La configuration partisane qui résulte des élections présidentielle et législatives de 2017 diffère assez nettement de la situation qui prévalait sous les précédentes mandatures. LREM dispose certes d'une écrasante majorité à l'Assemblée nationale mais cette force nationale contraste avec la très faible implantation de la composante principale de la majorité nationale : LREM compte certes quelques grands élus locaux, issus des rangs socialistes, centristes ou néo-gaullistes, mais la majorité élue en 2017 se singularise aussi par la proportion historiquement très élevée de nouveaux députés totalement dépourvus d'expérience politique locale. La création à l'Assemblée nationale d'une délégation aux collectivités ne suffit pas à compenser le faible ancrage territorial de la majorité à l'Assemblée. La singularité de cette configuration peut, à bien des égards, être rapprochée de celle qui avait prévalu durant les premières années de la Ve République : le général de Gaulle disposait certes d'une écrasante majorité à l'Assemblée nationale mais était très largement dépourvu de relais dans le monde territorial, à la tête des communes, des départements, comme au Sénat. Les élections municipales de 1959 constituent une défaite cinglante pour le parti gaulliste : l'UNR ne peut alors revendiquer que 22 253 des 469 481 conseillers municipaux, 70 des 403 maires de communes de plus de 10 000 habitants.

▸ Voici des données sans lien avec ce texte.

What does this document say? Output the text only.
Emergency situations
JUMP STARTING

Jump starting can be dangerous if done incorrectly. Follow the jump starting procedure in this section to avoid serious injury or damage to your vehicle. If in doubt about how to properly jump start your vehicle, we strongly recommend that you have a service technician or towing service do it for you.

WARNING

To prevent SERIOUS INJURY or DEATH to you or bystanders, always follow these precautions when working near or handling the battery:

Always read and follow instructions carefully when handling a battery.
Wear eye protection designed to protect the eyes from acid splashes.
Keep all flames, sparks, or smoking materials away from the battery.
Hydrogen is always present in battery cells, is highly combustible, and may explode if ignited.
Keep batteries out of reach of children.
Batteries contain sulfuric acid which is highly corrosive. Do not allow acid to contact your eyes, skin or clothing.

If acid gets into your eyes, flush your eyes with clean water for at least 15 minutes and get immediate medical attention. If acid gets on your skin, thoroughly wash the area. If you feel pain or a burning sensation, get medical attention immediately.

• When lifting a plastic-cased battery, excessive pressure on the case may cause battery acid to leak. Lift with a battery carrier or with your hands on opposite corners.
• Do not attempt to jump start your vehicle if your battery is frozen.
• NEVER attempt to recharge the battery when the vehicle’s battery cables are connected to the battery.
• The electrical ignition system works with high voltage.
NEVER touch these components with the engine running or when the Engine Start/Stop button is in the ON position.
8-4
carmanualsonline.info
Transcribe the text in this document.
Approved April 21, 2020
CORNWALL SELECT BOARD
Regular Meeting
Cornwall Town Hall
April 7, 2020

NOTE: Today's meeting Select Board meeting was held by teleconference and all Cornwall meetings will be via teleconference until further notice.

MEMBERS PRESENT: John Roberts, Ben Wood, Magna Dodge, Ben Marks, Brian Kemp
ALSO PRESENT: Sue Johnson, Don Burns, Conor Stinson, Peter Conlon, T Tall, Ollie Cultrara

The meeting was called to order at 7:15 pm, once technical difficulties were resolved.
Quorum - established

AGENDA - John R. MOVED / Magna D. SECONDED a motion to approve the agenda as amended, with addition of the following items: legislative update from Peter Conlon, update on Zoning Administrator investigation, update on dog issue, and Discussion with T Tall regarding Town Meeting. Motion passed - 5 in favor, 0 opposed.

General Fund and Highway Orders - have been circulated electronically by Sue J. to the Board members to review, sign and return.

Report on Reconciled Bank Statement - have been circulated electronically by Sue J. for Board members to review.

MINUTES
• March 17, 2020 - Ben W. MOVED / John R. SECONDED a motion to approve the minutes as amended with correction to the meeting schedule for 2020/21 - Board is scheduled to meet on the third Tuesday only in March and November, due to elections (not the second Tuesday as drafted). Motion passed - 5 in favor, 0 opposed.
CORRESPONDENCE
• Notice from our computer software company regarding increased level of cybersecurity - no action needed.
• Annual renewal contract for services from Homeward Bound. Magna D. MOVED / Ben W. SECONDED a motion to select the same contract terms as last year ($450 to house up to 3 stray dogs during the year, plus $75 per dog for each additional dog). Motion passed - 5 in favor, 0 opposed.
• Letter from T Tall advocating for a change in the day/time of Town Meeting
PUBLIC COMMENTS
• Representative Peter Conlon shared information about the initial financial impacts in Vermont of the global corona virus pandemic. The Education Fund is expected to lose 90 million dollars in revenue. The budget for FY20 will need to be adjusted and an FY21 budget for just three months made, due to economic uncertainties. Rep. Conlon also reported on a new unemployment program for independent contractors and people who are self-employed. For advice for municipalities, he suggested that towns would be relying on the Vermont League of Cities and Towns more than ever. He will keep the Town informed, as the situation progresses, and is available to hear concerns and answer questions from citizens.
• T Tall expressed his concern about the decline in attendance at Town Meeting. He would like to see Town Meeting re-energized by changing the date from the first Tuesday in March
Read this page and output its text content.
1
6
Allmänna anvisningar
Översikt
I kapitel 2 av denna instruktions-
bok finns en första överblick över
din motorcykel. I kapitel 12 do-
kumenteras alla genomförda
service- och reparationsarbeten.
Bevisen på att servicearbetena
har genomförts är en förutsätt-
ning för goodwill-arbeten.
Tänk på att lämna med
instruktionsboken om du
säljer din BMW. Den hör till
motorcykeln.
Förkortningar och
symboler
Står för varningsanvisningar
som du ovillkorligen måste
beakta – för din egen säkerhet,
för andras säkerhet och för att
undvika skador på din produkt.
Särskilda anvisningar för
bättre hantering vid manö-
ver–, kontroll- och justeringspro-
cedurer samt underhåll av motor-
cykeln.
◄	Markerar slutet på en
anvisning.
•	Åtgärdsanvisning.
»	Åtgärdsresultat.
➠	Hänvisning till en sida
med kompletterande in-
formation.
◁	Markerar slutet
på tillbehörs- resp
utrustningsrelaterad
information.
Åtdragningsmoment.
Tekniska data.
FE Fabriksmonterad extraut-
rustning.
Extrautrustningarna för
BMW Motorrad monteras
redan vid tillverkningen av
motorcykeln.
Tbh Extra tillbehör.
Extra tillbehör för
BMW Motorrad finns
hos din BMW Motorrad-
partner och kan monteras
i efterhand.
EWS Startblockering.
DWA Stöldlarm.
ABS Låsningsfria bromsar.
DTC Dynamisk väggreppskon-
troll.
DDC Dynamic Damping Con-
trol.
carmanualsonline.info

L'ancienne classe politique, issue de la IVe République, qui tient le Sénat, mais aussi l'Association des maires de France, l'Assemblée des présidents de conseils généraux (APCG) s'efforcent de mobiliser le clivage centre-périphérie et de discréditer un pouvoir central technocratique et coupé des réalités, ce qui entraîne entre 1963 et 1965 une suspension des relations entre le gouvernement gaulliste de Georges Pompidou et le monde territorial. En 2017, ce faible ancrage territorial de LREM est d'emblée identifié par le président de la République comme un handicap a priori pour négocier un « contrat », les principales associations d'élus étant dirigées par des élus appartenant à l'opposition nationale.